Q. As a style influencer, what are some challenges you’d anticipate an owner of a tiny home might face selecting the right door hardware?
A. “It’s not the hardware that’s the challenge. All of our products are refined for user experience, aesthetics, quality – all without sacrificing security. And that’s regardless of application. For the owner of a tiny home, it really is a matter of finding products that fit the style and character of their house. That’s as true of the appliances they choose as it is of their door locks. These aren’t just boxes. This isn’t camping. These aren’t trailers. I liken them to those quaint motor court cottages that were popular in the 20’s and 30’s and they range in style from rustic to Victorian to ultra-modern. So, it’s important that we provide flexible styles and finishes that complement these homes, just as we would any home. And we do, along with the security and convenience people expect from Schlage.”
Q. Anything else a tiny living homeowner needs to prepare for, security-wise?
A. “There are a lot of important possessions that you would normally keep in a garage or shed at home that you wouldn’t have room for in a typical tiny house. Bicycles. Motorcycles.

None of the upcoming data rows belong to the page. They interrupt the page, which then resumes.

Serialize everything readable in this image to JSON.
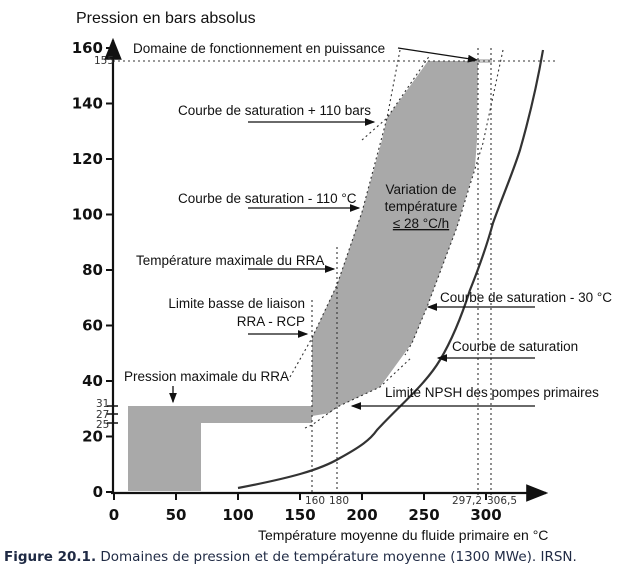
{
  "chart_data": {
    "type": "area",
    "ylabel": "Pression en bars absolus",
    "xlabel": "Température moyenne du fluide primaire en °C",
    "xlim": [
      0,
      340
    ],
    "ylim": [
      0,
      160
    ],
    "x_ticks": [
      "0",
      "50",
      "100",
      "150",
      "200",
      "250",
      "300"
    ],
    "y_ticks": [
      "0",
      "20",
      "40",
      "60",
      "80",
      "100",
      "120",
      "140",
      "160"
    ],
    "x_marks": [
      "160",
      "180",
      "297,2",
      "306,5"
    ],
    "y_marks": [
      "155",
      "31",
      "27",
      "25"
    ],
    "annotations": {
      "domaine": "Domaine de fonctionnement en puissance",
      "sat_plus_110": "Courbe de saturation + 110 bars",
      "sat_minus_110": "Courbe de saturation - 110 °C",
      "temp_max_rra": "Température maximale du RRA",
      "limite_basse_1": "Limite basse de liaison",
      "limite_basse_2": "RRA - RCP",
      "pression_max_rra": "Pression maximale du RRA",
      "variation_1": "Variation de",
      "variation_2": "température",
      "variation_3": "≤ 28 °C/h",
      "sat_minus_30": "Courbe de saturation - 30 °C",
      "sat": "Courbe de saturation",
      "npsh": "Limite NPSH des pompes primaires"
    },
    "colors": {
      "domain_fill": "#a9a9a9",
      "curve": "#333333",
      "power_domain": "#c8c8c8"
    }
  },
  "caption": {
    "label": "Figure 20.1.",
    "text": "Domaines de pression et de température moyenne (1300 MWe). IRSN."
  }
}
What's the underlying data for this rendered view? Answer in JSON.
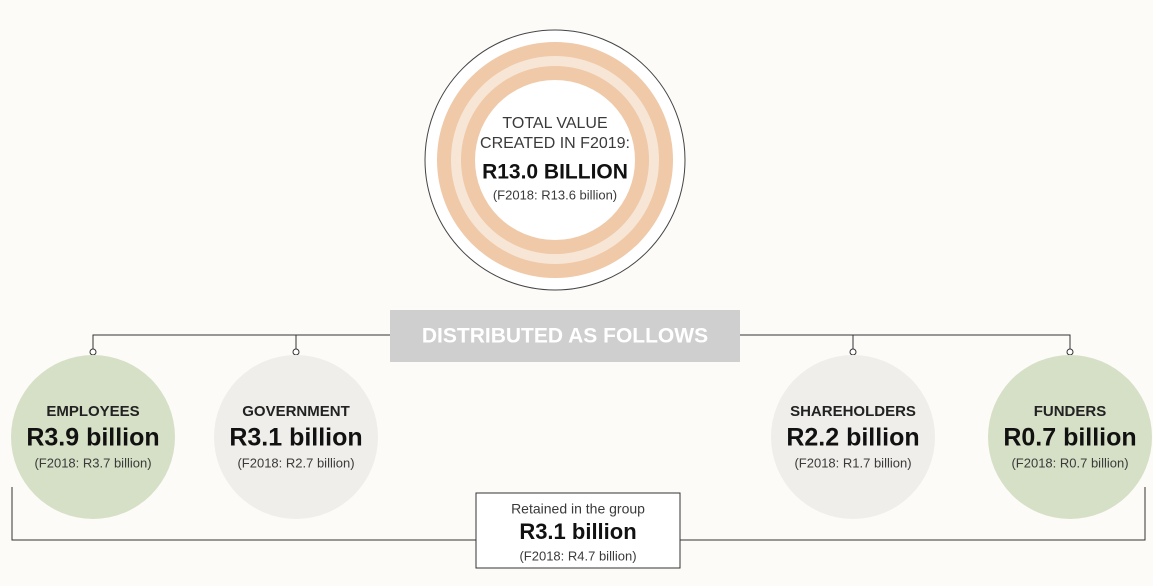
{
  "center": {
    "title_lines": [
      "TOTAL VALUE",
      "CREATED IN F2019:"
    ],
    "value": "R13.0 BILLION",
    "prior": "(F2018: R13.6 billion)"
  },
  "banner": "DISTRIBUTED AS FOLLOWS",
  "stakeholders": [
    {
      "name": "EMPLOYEES",
      "value": "R3.9 billion",
      "prior": "(F2018: R3.7 billion)"
    },
    {
      "name": "GOVERNMENT",
      "value": "R3.1 billion",
      "prior": "(F2018: R2.7 billion)"
    },
    {
      "name": "SHAREHOLDERS",
      "value": "R2.2 billion",
      "prior": "(F2018: R1.7 billion)"
    },
    {
      "name": "FUNDERS",
      "value": "R0.7 billion",
      "prior": "(F2018: R0.7 billion)"
    }
  ],
  "retained": {
    "label": "Retained in the group",
    "value": "R3.1 billion",
    "prior": "(F2018: R4.7 billion)"
  }
}
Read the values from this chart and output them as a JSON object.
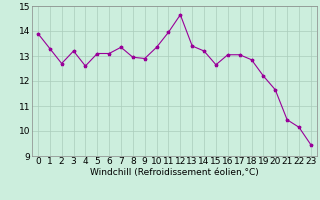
{
  "x": [
    0,
    1,
    2,
    3,
    4,
    5,
    6,
    7,
    8,
    9,
    10,
    11,
    12,
    13,
    14,
    15,
    16,
    17,
    18,
    19,
    20,
    21,
    22,
    23
  ],
  "y": [
    13.9,
    13.3,
    12.7,
    13.2,
    12.6,
    13.1,
    13.1,
    13.35,
    12.95,
    12.9,
    13.35,
    13.95,
    14.65,
    13.4,
    13.2,
    12.65,
    13.05,
    13.05,
    12.85,
    12.2,
    11.65,
    10.45,
    10.15,
    9.45
  ],
  "ylim": [
    9,
    15
  ],
  "xlim": [
    -0.5,
    23.5
  ],
  "yticks": [
    9,
    10,
    11,
    12,
    13,
    14,
    15
  ],
  "xticks": [
    0,
    1,
    2,
    3,
    4,
    5,
    6,
    7,
    8,
    9,
    10,
    11,
    12,
    13,
    14,
    15,
    16,
    17,
    18,
    19,
    20,
    21,
    22,
    23
  ],
  "xlabel": "Windchill (Refroidissement éolien,°C)",
  "line_color": "#990099",
  "marker": "*",
  "bg_color": "#cceedd",
  "grid_color": "#aaccbb",
  "tick_label_fontsize": 6.5,
  "xlabel_fontsize": 6.5
}
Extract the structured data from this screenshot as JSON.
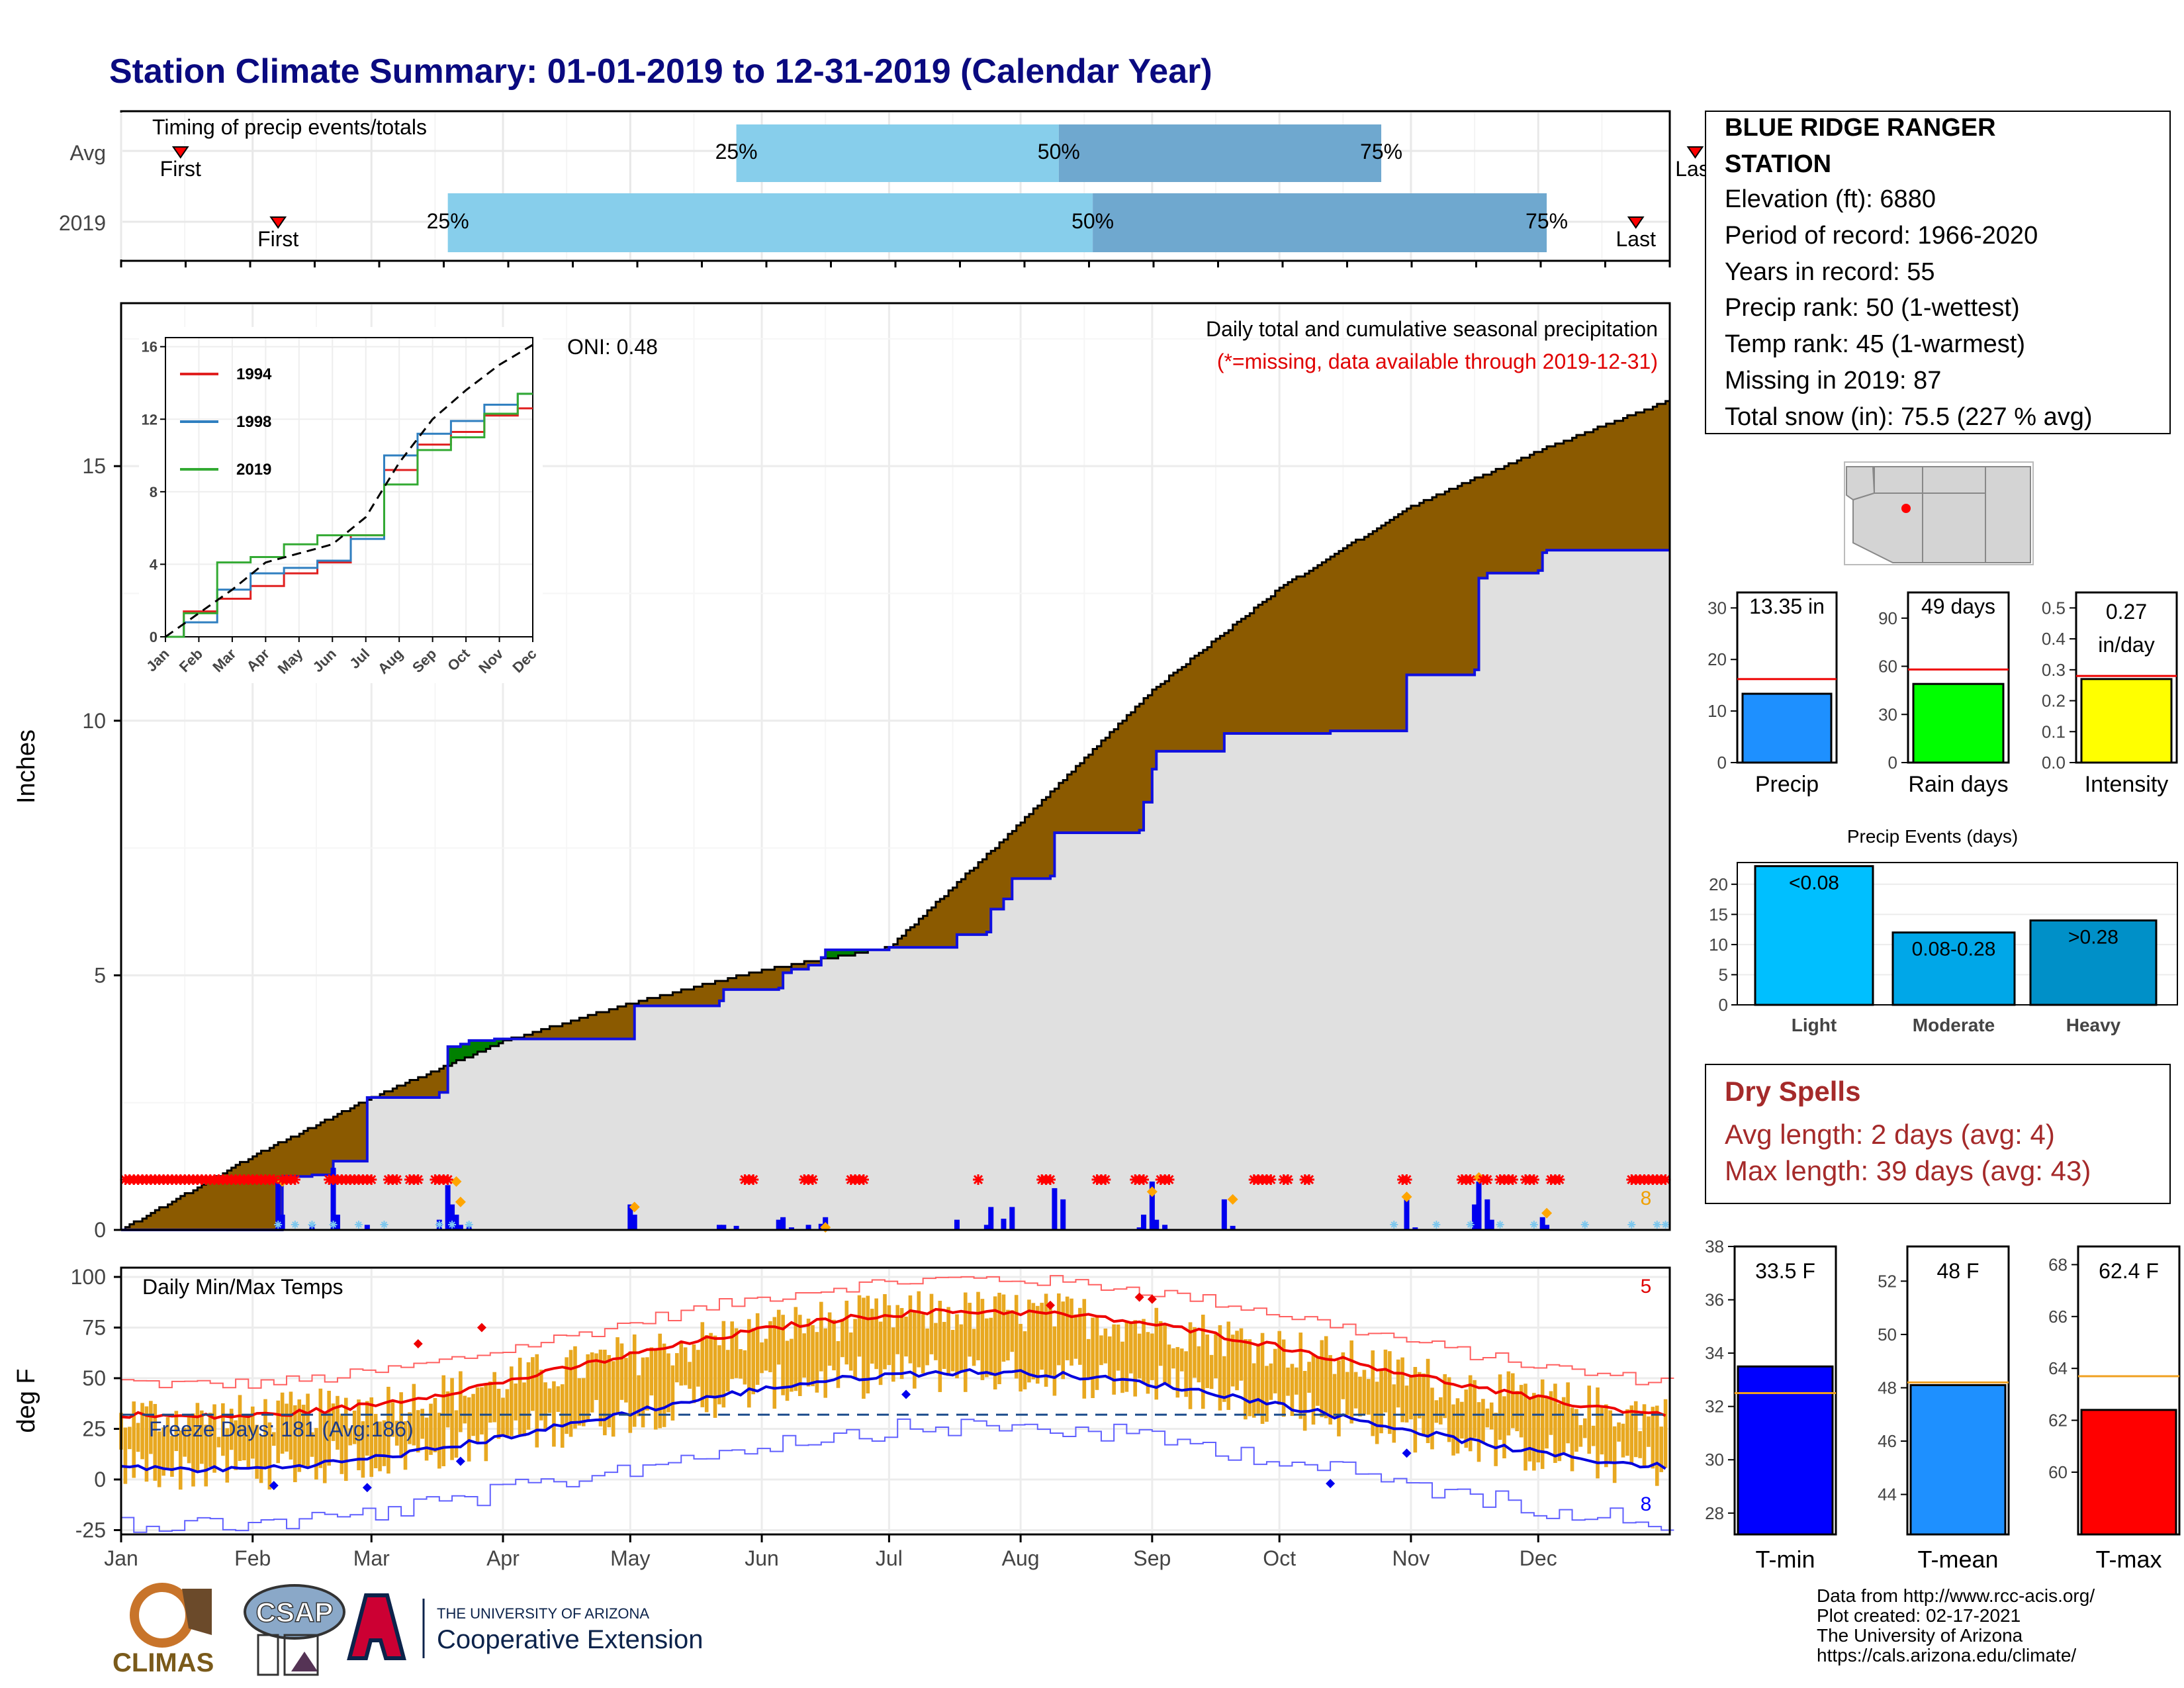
{
  "title": "Station Climate Summary: 01-01-2019 to 12-31-2019 (Calendar Year)",
  "colors": {
    "title": "#0a0a80",
    "cum_fill": "#8b5a00",
    "above_fill": "#008000",
    "avg_area": "#e0e0e0",
    "avg_line": "#1010e0",
    "q_light": "#87ceeb",
    "q_dark": "#6fa8cf",
    "precip_bar": "#1e90ff",
    "raindays_bar": "#00ff00",
    "intensity_bar": "#ffff00",
    "events_bar": "#00bfff",
    "tmin_bar": "#0000ff",
    "tmean_bar": "#1e90ff",
    "tmax_bar": "#ff0000",
    "temp_bar": "#e8a820",
    "dry_spells": "#a52a2a"
  },
  "timing": {
    "title": "Timing of precip events/totals",
    "rows": [
      {
        "label": "Avg",
        "first_label": "First",
        "last_label": "Last",
        "p25": "25%",
        "p50": "50%",
        "p75": "75%",
        "first_doy": 14,
        "q25_doy": 145,
        "q50_doy": 221,
        "q75_doy": 297,
        "last_doy": 371
      },
      {
        "label": "2019",
        "first_label": "First",
        "last_label": "Last",
        "p25": "25%",
        "p50": "50%",
        "p75": "75%",
        "first_doy": 37,
        "q25_doy": 77,
        "q50_doy": 229,
        "q75_doy": 336,
        "last_doy": 357
      }
    ]
  },
  "station": {
    "name_line1": "BLUE RIDGE RANGER",
    "name_line2": "STATION",
    "elevation": "Elevation (ft): 6880",
    "period": "Period of record: 1966-2020",
    "years": "Years in record: 55",
    "precip_rank": "Precip rank: 50 (1-wettest)",
    "temp_rank": "Temp rank: 45 (1-warmest)",
    "missing": "Missing in 2019: 87",
    "snow": "Total snow (in): 75.5 (227 % avg)"
  },
  "main_panel": {
    "ylabel": "Inches",
    "annotation1": "Daily total and cumulative seasonal precipitation",
    "annotation2": "(*=missing, data available through 2019-12-31)",
    "oni": "ONI: 0.48",
    "missing_count": "8"
  },
  "inset": {
    "series": [
      {
        "name": "1994",
        "color": "#e02020",
        "values": [
          0,
          1.4,
          2.1,
          2.8,
          3.5,
          4.1,
          5.6,
          9.2,
          10.6,
          11.3,
          12.2,
          12.6
        ]
      },
      {
        "name": "1998",
        "color": "#2f7fc0",
        "values": [
          0,
          0.8,
          2.6,
          3.5,
          3.8,
          4.2,
          5.4,
          10.0,
          11.2,
          11.9,
          12.8,
          13.4
        ]
      },
      {
        "name": "2019",
        "color": "#33aa33",
        "values": [
          0,
          1.3,
          4.1,
          4.4,
          5.1,
          5.6,
          5.6,
          8.4,
          10.3,
          11.0,
          12.3,
          13.4
        ]
      }
    ],
    "avg_values": [
      0,
      1.3,
      2.6,
      4.1,
      4.6,
      5.1,
      6.6,
      9.6,
      12.0,
      13.6,
      15.0,
      16.1
    ],
    "months": [
      "Jan",
      "Feb",
      "Mar",
      "Apr",
      "May",
      "Jun",
      "Jul",
      "Aug",
      "Sep",
      "Oct",
      "Nov",
      "Dec"
    ],
    "yticks": [
      "0",
      "4",
      "8",
      "12",
      "16"
    ]
  },
  "temp_panel": {
    "title": "Daily Min/Max Temps",
    "ylabel": "deg F",
    "freeze": "Freeze Days: 181 (Avg:186)",
    "max_missing": "5",
    "min_missing": "8",
    "freeze_line": 32
  },
  "months": [
    "Jan",
    "Feb",
    "Mar",
    "Apr",
    "May",
    "Jun",
    "Jul",
    "Aug",
    "Sep",
    "Oct",
    "Nov",
    "Dec"
  ],
  "summary_bars": [
    {
      "key": "precip",
      "label": "Precip",
      "value_text": "13.35 in",
      "value": 13.35,
      "avg": 16.2,
      "ymax": 33,
      "yticks": [
        "0",
        "10",
        "20",
        "30"
      ],
      "tickvals": [
        0,
        10,
        20,
        30
      ]
    },
    {
      "key": "raindays",
      "label": "Rain days",
      "value_text": "49 days",
      "value": 49,
      "avg": 58,
      "ymax": 106,
      "yticks": [
        "0",
        "30",
        "60",
        "90"
      ],
      "tickvals": [
        0,
        30,
        60,
        90
      ]
    },
    {
      "key": "intensity",
      "label": "Intensity",
      "value_text": "0.27",
      "value_text2": "in/day",
      "value": 0.27,
      "avg": 0.28,
      "ymax": 0.55,
      "yticks": [
        "0.0",
        "0.1",
        "0.2",
        "0.3",
        "0.4",
        "0.5"
      ],
      "tickvals": [
        0,
        0.1,
        0.2,
        0.3,
        0.4,
        0.5
      ]
    }
  ],
  "events": {
    "title": "Precip Events (days)",
    "categories": [
      "Light",
      "Moderate",
      "Heavy"
    ],
    "labels": [
      "<0.08",
      "0.08-0.28",
      ">0.28"
    ],
    "values": [
      23,
      12,
      14
    ],
    "yticks": [
      "0",
      "5",
      "10",
      "15",
      "20"
    ]
  },
  "dry_spells": {
    "title": "Dry Spells",
    "avg": "Avg length: 2 days (avg: 4)",
    "max": "Max length: 39 days (avg: 43)"
  },
  "temp_bars": [
    {
      "label": "T-min",
      "value_text": "33.5 F",
      "value": 33.5,
      "avg": 32.5,
      "ymin": 27.2,
      "ymax": 38.0,
      "tickvals": [
        28,
        30,
        32,
        34,
        36,
        38
      ]
    },
    {
      "label": "T-mean",
      "value_text": "48 F",
      "value": 48.1,
      "avg": 48.2,
      "ymin": 42.5,
      "ymax": 53.3,
      "tickvals": [
        44,
        46,
        48,
        50,
        52
      ]
    },
    {
      "label": "T-max",
      "value_text": "62.4 F",
      "value": 62.4,
      "avg": 63.7,
      "ymin": 57.6,
      "ymax": 68.7,
      "tickvals": [
        60,
        62,
        64,
        66,
        68
      ]
    }
  ],
  "credits": {
    "line1": "Data from http://www.rcc-acis.org/",
    "line2": "Plot created: 02-17-2021",
    "line3": "The University of Arizona",
    "line4": "https://cals.arizona.edu/climate/"
  },
  "logos": {
    "climas": "CLIMAS",
    "csap": "CSAP",
    "ua_small": "THE UNIVERSITY OF ARIZONA",
    "ua_big": "Cooperative Extension"
  }
}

Utility and recreational vehicles. Your lawnmower. Your grill. Our sister company, Kryptonite, is known for its specialty locks and offers a wide selection of smart, serious security solutions. We have your tiny home secured, inside and out.”
“If you’re thinking about opening your home to guests, carefully weigh the pros and cons. Think it through from every angle. And prepare yourself and your home for the tremendous responsibility you’re taking on, as well as for the tremendous opportunity. Take advantage of the latest smart home technologies to ensure a great experience for you and your guests. And look to Schlage to provide the style, simplicity and security you’ll need, plus the peace of mind that can only come from a brand that’s this experienced and trusted.”
Q. With tiny homes often available as vacation rentals on Airbnb and similar platforms, are there any special security considerations?
A. “Home hosting is huge right now and it only makes sense that the tiny house and home hosting phenomenon would intersect at some point. Again, a tiny house is still a house, so security, convenience, affordability and style play just as important a role in determining one’s selection of door hardware. For instance, a Schlage programmable electronic lock or a smart lock would be ideal for the exterior doors. You get the convenience of an easily changeable and assignable code versus having to provide a key for your rental properties. And with smart locks, you’re providing the added benefits of managing home access using your smartphone. That goes for whatever size home you’re renting.”
Image and quote from Matt and Melina of @ourtinybeachhouse, minimalist DIYers who use Schlage locks.
Q. Do you see yourself living in a tiny house at some point?
A. “The simplicity, the style, the reduction of complications in one’s life – these have a real appeal to me. It’s just that by the time I made room for my more than 1,000 books on architecture and architectural design and all my art supplies, it would no longer be a tiny house!”